The researchers used a subset of 141 unique participants from the FHS Cognitive Aging Cohort, analyzing 127 observations from 98 participants after excluding those with missing data. They extracted expanded linguistic features including syntactic features (sentence complexity, parse tree depth), semantic features (using LIWC 2015 categorization), and lexical features (vocabulary breadth measures). The study employed logistic regression with Lasso and ridge regularization using leave-one-out cross-validation to predict binary cognitive impairment status. Features were normalized and class imbalance was handled using weighted cross-entropy loss.

Impact

This research advances the field of digital biomarkers for cognitive assessment by demonstrating that expanded linguistic analysis can provide clinical-grade performance in cognitive screening.

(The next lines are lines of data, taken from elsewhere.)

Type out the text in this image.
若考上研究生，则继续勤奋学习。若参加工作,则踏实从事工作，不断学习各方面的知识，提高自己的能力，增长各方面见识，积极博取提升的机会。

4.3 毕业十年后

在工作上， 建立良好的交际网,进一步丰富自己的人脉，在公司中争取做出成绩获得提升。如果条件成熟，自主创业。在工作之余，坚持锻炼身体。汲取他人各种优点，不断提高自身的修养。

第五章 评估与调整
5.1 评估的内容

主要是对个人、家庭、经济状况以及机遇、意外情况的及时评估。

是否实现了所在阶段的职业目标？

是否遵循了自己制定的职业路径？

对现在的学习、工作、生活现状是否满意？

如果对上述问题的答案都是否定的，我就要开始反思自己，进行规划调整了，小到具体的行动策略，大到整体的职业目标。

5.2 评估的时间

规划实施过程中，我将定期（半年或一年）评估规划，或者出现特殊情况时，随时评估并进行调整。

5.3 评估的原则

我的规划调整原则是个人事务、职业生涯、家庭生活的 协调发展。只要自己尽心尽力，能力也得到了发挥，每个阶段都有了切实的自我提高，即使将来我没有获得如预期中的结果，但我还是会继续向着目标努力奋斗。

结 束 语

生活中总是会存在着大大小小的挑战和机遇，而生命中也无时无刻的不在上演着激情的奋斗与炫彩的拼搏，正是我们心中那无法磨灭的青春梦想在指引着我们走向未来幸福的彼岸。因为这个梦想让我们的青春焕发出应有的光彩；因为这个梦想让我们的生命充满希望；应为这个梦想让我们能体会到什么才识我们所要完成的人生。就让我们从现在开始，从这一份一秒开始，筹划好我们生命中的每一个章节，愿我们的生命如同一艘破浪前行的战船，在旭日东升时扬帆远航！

The work suggests potential for incorporating speech recordings into general practice settings, offering earlier detection capabilities and reducing barriers to cognitive assessment. The findings indicate that decomposing language into syntactic, semantic, and lexical components provides better representation of linguistic behavior in cognitive decline, paving the way for more sophisticated automated cognitive assessment tools.